05:03Oui, pour beaucoup de jeunes, pour beaucoup, pas pour l'immensité des jeunes de France,
05:08la loi n'est pas respectable parce que de leur point de vue, la loi au sens large du terme,
05:12la loi familiale, la loi scolaire, la loi de la rue,
05:15elle n'est pas respectable parce qu'elle ne leur apporte aucun bénéfice, si vous le voulez.
05:19Ils la respectent.
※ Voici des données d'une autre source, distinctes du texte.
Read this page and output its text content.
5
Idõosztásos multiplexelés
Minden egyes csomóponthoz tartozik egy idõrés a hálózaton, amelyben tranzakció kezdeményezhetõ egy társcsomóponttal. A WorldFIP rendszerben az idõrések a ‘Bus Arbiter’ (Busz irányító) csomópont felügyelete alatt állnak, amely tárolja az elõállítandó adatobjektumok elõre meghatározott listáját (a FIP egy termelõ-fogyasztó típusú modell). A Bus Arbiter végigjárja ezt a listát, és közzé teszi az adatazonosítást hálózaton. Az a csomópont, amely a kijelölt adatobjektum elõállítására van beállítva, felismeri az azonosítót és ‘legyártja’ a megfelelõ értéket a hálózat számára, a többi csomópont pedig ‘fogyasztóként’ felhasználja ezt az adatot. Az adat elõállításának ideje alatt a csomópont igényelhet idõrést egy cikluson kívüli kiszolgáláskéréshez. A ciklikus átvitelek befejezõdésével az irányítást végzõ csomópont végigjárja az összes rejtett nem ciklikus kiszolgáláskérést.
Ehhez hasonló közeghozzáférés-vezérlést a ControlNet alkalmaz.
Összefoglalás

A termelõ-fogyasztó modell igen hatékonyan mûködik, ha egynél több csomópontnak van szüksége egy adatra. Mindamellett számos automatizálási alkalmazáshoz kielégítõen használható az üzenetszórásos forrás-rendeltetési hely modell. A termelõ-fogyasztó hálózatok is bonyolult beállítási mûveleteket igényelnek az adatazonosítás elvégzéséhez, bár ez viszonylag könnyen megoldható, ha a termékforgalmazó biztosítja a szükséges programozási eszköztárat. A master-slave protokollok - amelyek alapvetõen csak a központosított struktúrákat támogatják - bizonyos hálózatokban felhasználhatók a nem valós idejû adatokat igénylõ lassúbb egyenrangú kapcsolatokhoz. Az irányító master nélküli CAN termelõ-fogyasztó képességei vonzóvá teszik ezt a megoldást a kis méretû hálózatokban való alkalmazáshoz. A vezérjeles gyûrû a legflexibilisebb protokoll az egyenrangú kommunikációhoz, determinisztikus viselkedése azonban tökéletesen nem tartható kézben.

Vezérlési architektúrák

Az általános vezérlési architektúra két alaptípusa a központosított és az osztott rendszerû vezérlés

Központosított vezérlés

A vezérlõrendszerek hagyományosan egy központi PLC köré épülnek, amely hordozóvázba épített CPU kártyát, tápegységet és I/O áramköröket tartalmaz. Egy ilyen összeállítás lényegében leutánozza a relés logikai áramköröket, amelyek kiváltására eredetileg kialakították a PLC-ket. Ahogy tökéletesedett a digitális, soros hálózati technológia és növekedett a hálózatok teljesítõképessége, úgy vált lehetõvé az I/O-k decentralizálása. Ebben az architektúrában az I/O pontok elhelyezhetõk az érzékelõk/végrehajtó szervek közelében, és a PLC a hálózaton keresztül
Ils ont tort.
05:21Puisque la loi, effectivement, les protège, malgré les difficultés.
05:25Mais pour revenir au fond de votre question,
05:28ce qui se passe aujourd'hui, on l'avait prévu, un certain nombre d'entre nous, il y a quelques années.
05:33Pourquoi ? Parce qu'effectivement, de plus en plus, il est difficile de savoir qui fait autorité
05:37au sein de la famille sur les enfants.
05:39Et notre loi n'est pas venue, j'allais dire, tenir acte des pratiques familiales modernes,
05:44notamment...
05:45C'est-à-dire les familles monoparentales, les familles recomposées ?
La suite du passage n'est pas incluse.